Добавить в цитаты Настройки чтения

Страница 31 из 36

Ряды милиции быстро редели. Милицейские работники гибли при артобстрелах, по долгу службы дольше всех оставаясь под огнем. Скудный паек не мог восполнить энергию, которая затрачивалась на бесконечные пешие переходы. Нагрузка на каждого выросла десятикратно, и многих уже свалило истощение.

Положение становилось критическим, когда родился этот комсомольский полк. Виктор крепко запомнил тот день, когда Владыкин вызвал его, сообщил о решении обкома комсомола и коротко заключил:

— Командовать полком будешь ты. Сам старый комсомолец, тебе это дело с руки.

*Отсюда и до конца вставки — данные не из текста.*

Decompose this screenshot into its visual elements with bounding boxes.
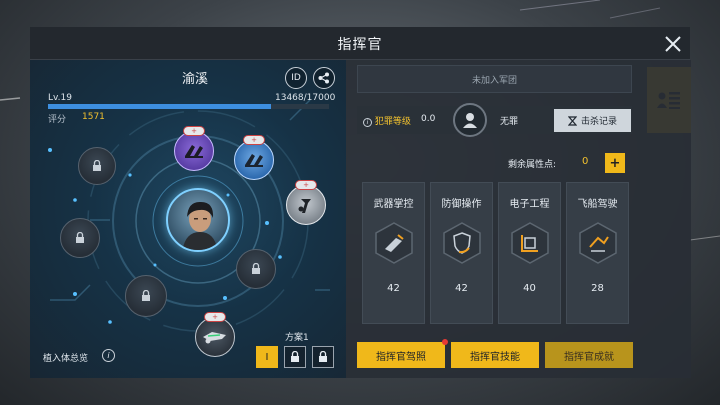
lock-icon bbox=[291, 351, 299, 362]
plan-button-3-locked[interactable] bbox=[312, 346, 334, 368]
implant-overview-label: 植入体总览 bbox=[43, 354, 89, 364]
legion-status: 未加入军团 bbox=[357, 65, 632, 93]
score-value: 1571 bbox=[82, 112, 105, 122]
lock-icon bbox=[93, 160, 101, 171]
xp-progress-bar bbox=[48, 104, 329, 109]
wrench-icon bbox=[298, 199, 311, 213]
score-label: 评分 bbox=[48, 115, 67, 125]
crime-label-text: 犯罪等级 bbox=[374, 117, 411, 127]
lock-icon bbox=[76, 232, 84, 243]
crime-level-value: 0.0 bbox=[421, 114, 436, 124]
implant-slot-gray[interactable]: + bbox=[286, 180, 326, 225]
remaining-points-label: 剩余属性点: bbox=[508, 160, 557, 170]
crime-status-row: i 犯罪等级 0.0 无罪 击杀记录 bbox=[357, 103, 632, 137]
implant-slot-locked[interactable] bbox=[125, 275, 167, 317]
shield-icon bbox=[443, 222, 481, 264]
skill-value: 40 bbox=[523, 283, 536, 294]
pilot-icon bbox=[579, 222, 617, 264]
implant-slot-locked[interactable] bbox=[78, 147, 116, 185]
weapon-icon bbox=[375, 222, 413, 264]
lock-icon bbox=[252, 263, 260, 274]
crime-status-text: 无罪 bbox=[500, 117, 519, 127]
implant-badge: + bbox=[183, 126, 205, 136]
skill-name: 飞船驾驶 bbox=[577, 199, 618, 210]
plan-button-1[interactable]: I bbox=[256, 346, 278, 368]
close-button[interactable] bbox=[658, 29, 688, 59]
implant-info-button[interactable]: i bbox=[102, 349, 115, 362]
share-button[interactable] bbox=[313, 67, 335, 89]
skill-value: 42 bbox=[455, 283, 468, 294]
skill-name: 武器掌控 bbox=[373, 199, 414, 210]
ship-parts-icon bbox=[185, 145, 203, 158]
commander-skill-button[interactable]: 指挥官技能 bbox=[451, 342, 539, 368]
lock-icon bbox=[319, 351, 327, 362]
plan-label: 方案1 bbox=[285, 333, 309, 343]
commander-name: 渝溪 bbox=[181, 72, 208, 87]
ship-parts-icon bbox=[245, 154, 263, 167]
skill-value: 28 bbox=[591, 283, 604, 294]
electronics-icon bbox=[511, 222, 549, 264]
notification-dot bbox=[442, 339, 448, 345]
implant-badge: + bbox=[204, 312, 226, 322]
close-icon bbox=[665, 36, 681, 52]
share-icon bbox=[318, 72, 329, 84]
implant-slot-locked[interactable] bbox=[60, 218, 100, 258]
ship-icon bbox=[203, 332, 226, 344]
id-button[interactable]: ID bbox=[285, 67, 307, 89]
skill-card-weapon[interactable]: 武器掌控 42 bbox=[362, 182, 425, 324]
skill-card-electronics[interactable]: 电子工程 40 bbox=[498, 182, 561, 324]
xp-progress-fill bbox=[48, 104, 271, 109]
kill-record-label: 击杀记录 bbox=[580, 117, 617, 127]
commander-dialog: 渝溪 ID Lv.19 13468/17000 评分 1571 + + + + … bbox=[30, 60, 691, 378]
plan-button-2-locked[interactable] bbox=[284, 346, 306, 368]
kill-record-button[interactable]: 击杀记录 bbox=[554, 109, 631, 132]
license-label: 指挥官驾照 bbox=[376, 351, 426, 363]
implant-slot-ship[interactable]: + bbox=[195, 312, 235, 357]
implant-badge: + bbox=[295, 180, 317, 190]
title-bar: 指挥官 bbox=[30, 27, 690, 60]
level-label: Lv.19 bbox=[48, 93, 72, 103]
person-icon bbox=[463, 113, 477, 128]
skill-card-defense[interactable]: 防御操作 42 bbox=[430, 182, 493, 324]
skill-value: 42 bbox=[387, 283, 400, 294]
commander-achievement-button[interactable]: 指挥官成就 bbox=[545, 342, 633, 368]
info-icon: i bbox=[363, 118, 372, 127]
crime-emblem bbox=[453, 103, 487, 137]
implant-slot-purple[interactable]: + bbox=[174, 126, 214, 171]
lock-icon bbox=[142, 290, 150, 301]
hourglass-icon bbox=[567, 115, 577, 126]
xp-text: 13468/17000 bbox=[275, 93, 336, 103]
implant-badge: + bbox=[243, 135, 265, 145]
skill-name: 防御操作 bbox=[441, 199, 482, 210]
implant-panel: 渝溪 ID Lv.19 13468/17000 评分 1571 + + + + … bbox=[30, 60, 346, 378]
skill-card-piloting[interactable]: 飞船驾驶 28 bbox=[566, 182, 629, 324]
commander-license-button[interactable]: 指挥官驾照 bbox=[357, 339, 448, 368]
implant-slot-locked[interactable] bbox=[236, 249, 276, 289]
page-title: 指挥官 bbox=[337, 37, 383, 53]
remaining-points-value: 0 bbox=[582, 156, 589, 167]
implant-slot-blue[interactable]: + bbox=[234, 135, 274, 180]
commander-portrait[interactable] bbox=[166, 188, 230, 252]
crime-level-label: i 犯罪等级 bbox=[363, 114, 411, 127]
add-point-button[interactable]: + bbox=[605, 153, 625, 173]
skill-name: 电子工程 bbox=[509, 199, 550, 210]
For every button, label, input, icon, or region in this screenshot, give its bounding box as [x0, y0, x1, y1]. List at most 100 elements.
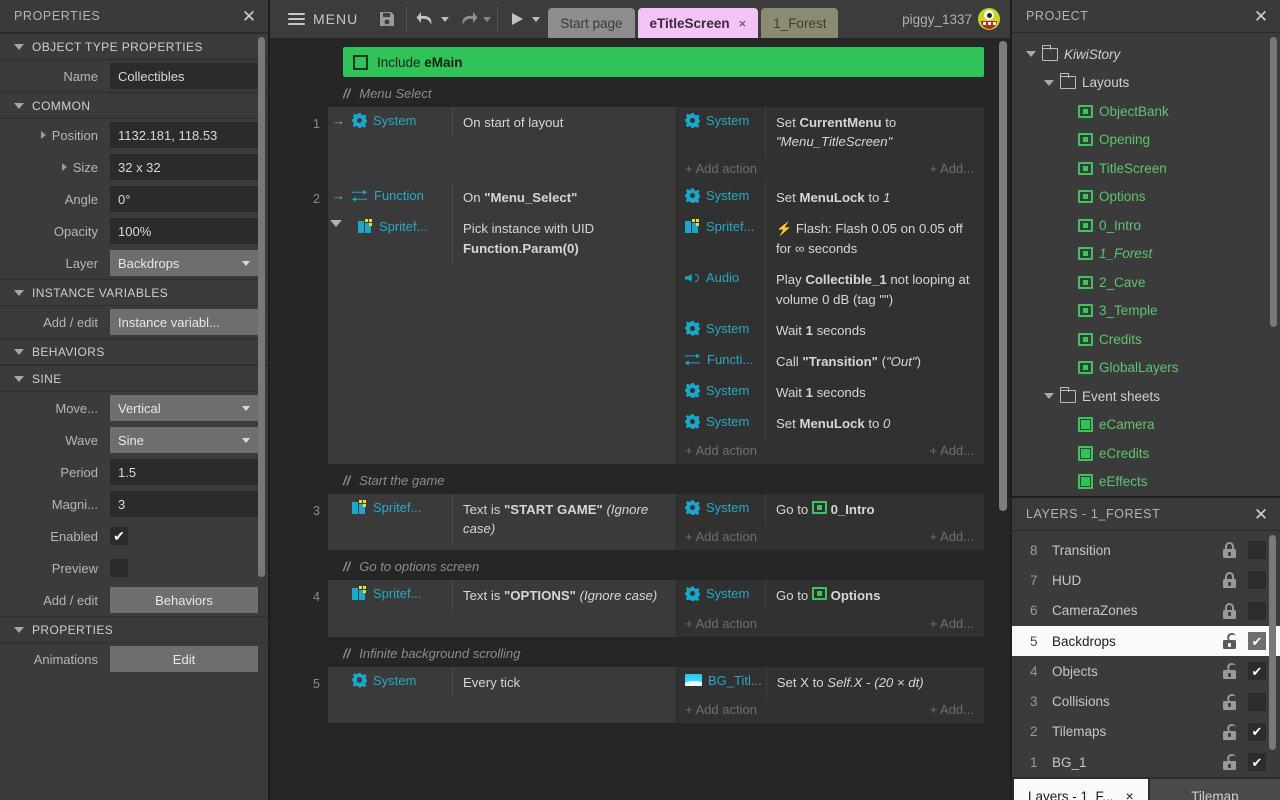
- property-input-magni[interactable]: 3: [110, 491, 258, 517]
- tree-item-2-cave[interactable]: 2_Cave: [1012, 268, 1280, 297]
- chevron-down-icon[interactable]: [14, 376, 24, 382]
- save-floppy-icon[interactable]: [374, 6, 400, 32]
- lock-open-icon[interactable]: [1222, 754, 1237, 770]
- close-icon[interactable]: ✕: [1252, 8, 1270, 25]
- tab-start-page[interactable]: Start page: [548, 8, 634, 38]
- condition-row[interactable]: →FunctionOn "Menu_Select": [328, 182, 675, 213]
- add-action-label[interactable]: + Add action: [685, 616, 757, 631]
- include-event-sheet-row[interactable]: Include eMain: [343, 47, 984, 77]
- chevron-down-icon[interactable]: [1026, 51, 1036, 57]
- lock-closed-icon[interactable]: [1222, 603, 1237, 619]
- close-icon[interactable]: ✕: [240, 8, 258, 25]
- add-action-row[interactable]: + Add action+ Add...: [675, 439, 984, 464]
- play-preview-icon[interactable]: [504, 6, 530, 32]
- tree-item-objectbank[interactable]: ObjectBank: [1012, 97, 1280, 126]
- tree-item-globallayers[interactable]: GlobalLayers: [1012, 354, 1280, 383]
- tree-item-options[interactable]: Options: [1012, 183, 1280, 212]
- property-button-instance-variables[interactable]: Instance variabl...: [110, 309, 258, 335]
- action-row[interactable]: SystemWait 1 seconds: [675, 315, 984, 346]
- redo-icon[interactable]: [455, 6, 481, 32]
- actions-column[interactable]: SystemSet MenuLock to 1Spritef...⚡ Flash…: [675, 182, 984, 464]
- properties-scrollbar[interactable]: [258, 37, 265, 577]
- chevron-right-icon[interactable]: [62, 163, 67, 171]
- property-input-period[interactable]: 1.5: [110, 459, 258, 485]
- condition-row[interactable]: SystemEvery tick: [328, 667, 675, 698]
- tree-item-ecredits[interactable]: eCredits: [1012, 439, 1280, 468]
- action-row[interactable]: BG_Titl...Set X to Self.X - (20 × dt): [675, 667, 984, 698]
- lock-closed-icon[interactable]: [1222, 542, 1237, 558]
- action-row[interactable]: SystemSet CurrentMenu to "Menu_TitleScre…: [675, 107, 984, 157]
- add-more-label[interactable]: + Add...: [930, 702, 974, 717]
- property-checkbox-preview[interactable]: [110, 559, 128, 577]
- lock-open-icon[interactable]: [1222, 694, 1237, 710]
- property-input-opacity[interactable]: 100%: [110, 218, 258, 244]
- condition-row[interactable]: Spritef...Pick instance with UID Functio…: [328, 213, 675, 263]
- tree-item-1-forest[interactable]: 1_Forest: [1012, 240, 1280, 269]
- chevron-down-icon[interactable]: [14, 44, 24, 50]
- add-action-label[interactable]: + Add action: [685, 161, 757, 176]
- actions-column[interactable]: BG_Titl...Set X to Self.X - (20 × dt)+ A…: [675, 667, 984, 723]
- property-button-behaviors[interactable]: Behaviors: [110, 587, 258, 613]
- action-row[interactable]: SystemSet MenuLock to 0: [675, 408, 984, 439]
- add-action-row[interactable]: + Add action + Add...: [675, 698, 984, 723]
- condition-row[interactable]: →SystemOn start of layout: [328, 107, 675, 138]
- condition-row[interactable]: Spritef...Text is "START GAME" (Ignore c…: [328, 494, 675, 544]
- add-action-row[interactable]: + Add action+ Add...: [675, 525, 984, 550]
- tree-item-3-temple[interactable]: 3_Temple: [1012, 297, 1280, 326]
- conditions-column[interactable]: →SystemOn start of layout: [328, 107, 675, 182]
- preview-dropdown-icon[interactable]: [532, 17, 540, 22]
- actions-column[interactable]: SystemGo to Options + Add action + Add...: [675, 580, 984, 636]
- dock-tab-close-icon[interactable]: ×: [1126, 788, 1134, 800]
- property-input-angle[interactable]: 0°: [110, 186, 258, 212]
- property-input-name[interactable]: Collectibles: [110, 63, 258, 89]
- action-row[interactable]: SystemGo to Options: [675, 580, 984, 611]
- property-input-size[interactable]: 32 x 32: [110, 154, 258, 180]
- layer-visibility-checkbox[interactable]: ✔: [1248, 662, 1266, 680]
- add-more-label[interactable]: + Add...: [930, 616, 974, 631]
- add-action-label[interactable]: + Add action: [685, 529, 757, 544]
- dock-tab-layers-1-f-[interactable]: Layers - 1_F...×: [1014, 779, 1148, 800]
- layer-row-tilemaps[interactable]: 2Tilemaps✔: [1012, 717, 1280, 747]
- lock-open-icon[interactable]: [1222, 724, 1237, 740]
- property-input-position[interactable]: 1132.181, 118.53: [110, 122, 258, 148]
- layer-row-backdrops[interactable]: 5Backdrops✔: [1012, 626, 1280, 656]
- layer-row-objects[interactable]: 4Objects✔: [1012, 656, 1280, 686]
- property-checkbox-enabled[interactable]: ✔: [110, 527, 128, 545]
- conditions-column[interactable]: Spritef...Text is "START GAME" (Ignore c…: [328, 494, 675, 550]
- action-row[interactable]: SystemGo to 0_Intro: [675, 494, 984, 525]
- menu-button[interactable]: MENU: [280, 0, 366, 38]
- chevron-down-icon[interactable]: [14, 290, 24, 296]
- tree-item-kiwistory[interactable]: KiwiStory: [1012, 40, 1280, 69]
- add-action-label[interactable]: + Add action: [685, 702, 757, 717]
- action-row[interactable]: Functi...Call "Transition" ("Out"): [675, 346, 984, 377]
- tree-item-layouts[interactable]: Layouts: [1012, 69, 1280, 98]
- action-row[interactable]: SystemWait 1 seconds: [675, 377, 984, 408]
- lock-open-icon[interactable]: [1222, 633, 1237, 649]
- conditions-column[interactable]: SystemEvery tick: [328, 667, 675, 723]
- layer-visibility-checkbox[interactable]: ✔: [1248, 632, 1266, 650]
- add-action-label[interactable]: + Add action: [685, 443, 757, 458]
- layer-visibility-checkbox[interactable]: [1248, 571, 1266, 589]
- chevron-down-icon[interactable]: [14, 627, 24, 633]
- user-account[interactable]: piggy_1337: [902, 0, 1000, 38]
- dock-tab-tilemap[interactable]: Tilemap: [1150, 779, 1280, 800]
- conditions-column[interactable]: →FunctionOn "Menu_Select"Spritef...Pick …: [328, 182, 675, 464]
- action-row[interactable]: AudioPlay Collectible_1 not looping at v…: [675, 264, 984, 314]
- chevron-right-icon[interactable]: [41, 131, 46, 139]
- add-more-label[interactable]: + Add...: [930, 161, 974, 176]
- tree-item-ecamera[interactable]: eCamera: [1012, 411, 1280, 440]
- property-dropdown-move[interactable]: Vertical: [110, 395, 258, 421]
- tree-item-0-intro[interactable]: 0_Intro: [1012, 211, 1280, 240]
- tab-close-icon[interactable]: ×: [739, 16, 747, 31]
- lock-closed-icon[interactable]: [1222, 572, 1237, 588]
- layer-visibility-checkbox[interactable]: ✔: [1248, 723, 1266, 741]
- tree-item-eeffects[interactable]: eEffects: [1012, 468, 1280, 497]
- layer-visibility-checkbox[interactable]: [1248, 602, 1266, 620]
- chevron-down-icon[interactable]: [14, 349, 24, 355]
- layer-row-bg_1[interactable]: 1BG_1✔: [1012, 747, 1280, 777]
- tree-item-credits[interactable]: Credits: [1012, 325, 1280, 354]
- condition-row[interactable]: Spritef...Text is "OPTIONS" (Ignore case…: [328, 580, 675, 611]
- layer-visibility-checkbox[interactable]: [1248, 693, 1266, 711]
- add-action-row[interactable]: + Add action + Add...: [675, 612, 984, 637]
- chevron-down-icon[interactable]: [14, 103, 24, 109]
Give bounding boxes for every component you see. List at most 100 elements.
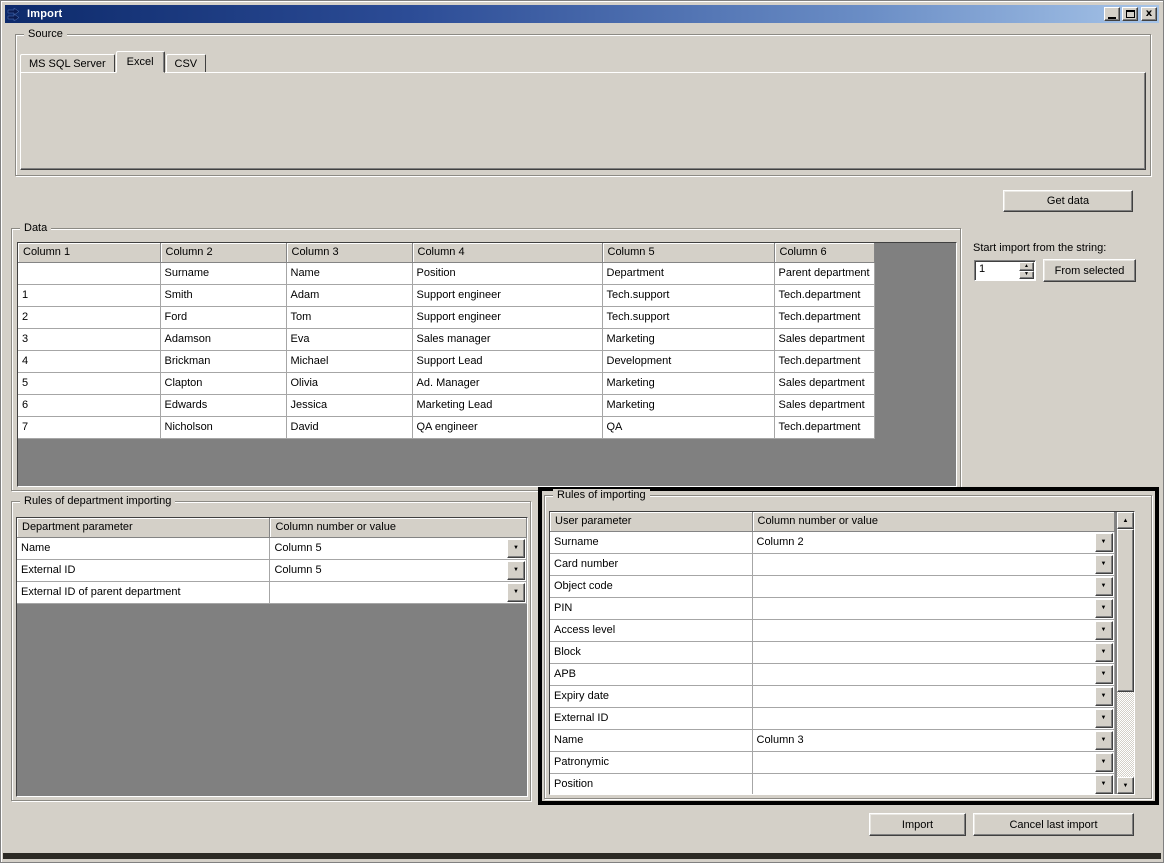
data-cell[interactable]: Tech.support: [602, 306, 774, 328]
scrollbar-up-button[interactable]: ▲: [1117, 512, 1134, 529]
data-cell[interactable]: Marketing: [602, 394, 774, 416]
data-cell[interactable]: Smith: [160, 284, 286, 306]
data-cell[interactable]: Jessica: [286, 394, 412, 416]
minimize-button[interactable]: [1104, 7, 1120, 21]
data-cell[interactable]: Tech.department: [774, 284, 874, 306]
data-cell[interactable]: 7: [18, 416, 160, 438]
from-selected-button[interactable]: From selected: [1043, 259, 1136, 282]
data-cell[interactable]: Tech.support: [602, 284, 774, 306]
user-param-cell[interactable]: APB: [550, 663, 752, 685]
user-value-dropdown-button[interactable]: ▼: [1095, 665, 1113, 684]
user-value-cell-selected[interactable]: Column 4 ▼: [752, 773, 1114, 795]
titlebar[interactable]: Import x: [5, 5, 1159, 23]
user-value-dropdown-button[interactable]: ▼: [1095, 555, 1113, 574]
user-value-cell[interactable]: ▼: [752, 619, 1114, 641]
user-param-cell[interactable]: Access level: [550, 619, 752, 641]
user-value-dropdown-button[interactable]: ▼: [1095, 533, 1113, 552]
data-col-header[interactable]: Column 6: [774, 243, 874, 262]
data-cell[interactable]: 5: [18, 372, 160, 394]
user-value-cell[interactable]: Column 3 ▼: [752, 729, 1114, 751]
data-cell[interactable]: Clapton: [160, 372, 286, 394]
data-cell[interactable]: 1: [18, 284, 160, 306]
user-param-cell[interactable]: Block: [550, 641, 752, 663]
dept-value-cell-selected[interactable]: Column 6 ▼: [270, 581, 527, 603]
user-param-cell[interactable]: External ID: [550, 707, 752, 729]
user-param-cell[interactable]: Expiry date: [550, 685, 752, 707]
user-value-dropdown-button[interactable]: ▼: [1095, 731, 1113, 750]
vertical-scrollbar[interactable]: ▲ ▼: [1117, 512, 1134, 794]
data-cell[interactable]: Adam: [286, 284, 412, 306]
user-value-cell[interactable]: Column 2 ▼: [752, 531, 1114, 553]
data-cell[interactable]: 3: [18, 328, 160, 350]
data-cell[interactable]: Nicholson: [160, 416, 286, 438]
user-value-cell[interactable]: ▼: [752, 597, 1114, 619]
dept-param-cell[interactable]: Name: [17, 537, 270, 559]
data-cell[interactable]: Ad. Manager: [412, 372, 602, 394]
import-button[interactable]: Import: [869, 813, 966, 836]
user-param-cell[interactable]: Object code: [550, 575, 752, 597]
data-cell[interactable]: Support engineer: [412, 284, 602, 306]
data-cell[interactable]: 4: [18, 350, 160, 372]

Полк… Сколько раз закрадывалось сомнение: "Выйдет ли что? Чем смогут помочь эти исхудалые подростки, вчерашние мальчики и девочки?"

Удивительно, как быстро прошел самый трудный, организационный период. Бойцов полка уже узнали, прониклись к ним доверием и уважением тысячи ленинградцев. Действительно — одно из ленинградских чудес!

Зубов шел по пустынной набережной Невы, почти до высоты парапета занесенной снегом. Шел он тем скупым, замедленным шагом, каким научился ходить этой зимой. Прижавшись к гранитным стенкам, стояли военные корабли Балтики. На их заиндевевших бортах просвечивали разводы камуфляжной окраски, такой же, как и на фасадах соседних домов.

Изредка попадались пешеходы, закутанные с головой в платки, шали, одеяла. Около Летнего сада мужчина колол лед, не колол, а рубил топором, чуть приподнимая его ослабевшими руками. Отскакивавшие мелкие осколки он собирал в кастрюлю и снова рубил. Растапливать лед выгоднее, чем снег, — дров уйдет столько же, а воды получится больше.

У поворота на Литейный мост какая-то женщина споткнулась и осела, сникла как подкошенная. Зубов еще не дошел, а две другие женщины уже подняли ее и куда-то повели. И снова Зубов подумал о том, что никакая милиция не спасла бы этот город от паники и хаоса, если бы не мудрая дисциплинированность его людей — самоотверженных, гордых, несгибаемых людей.

К дому, в котором разместился взвод, вела аккуратно расчищенная дорожка. У входа лежал куцый веничек, безмолвно приглашавший смахнуть снег с валенок. Дневальный подал команду: "Смирно!", отрапортовал и "ел" глазами начальство, как бывалый служака.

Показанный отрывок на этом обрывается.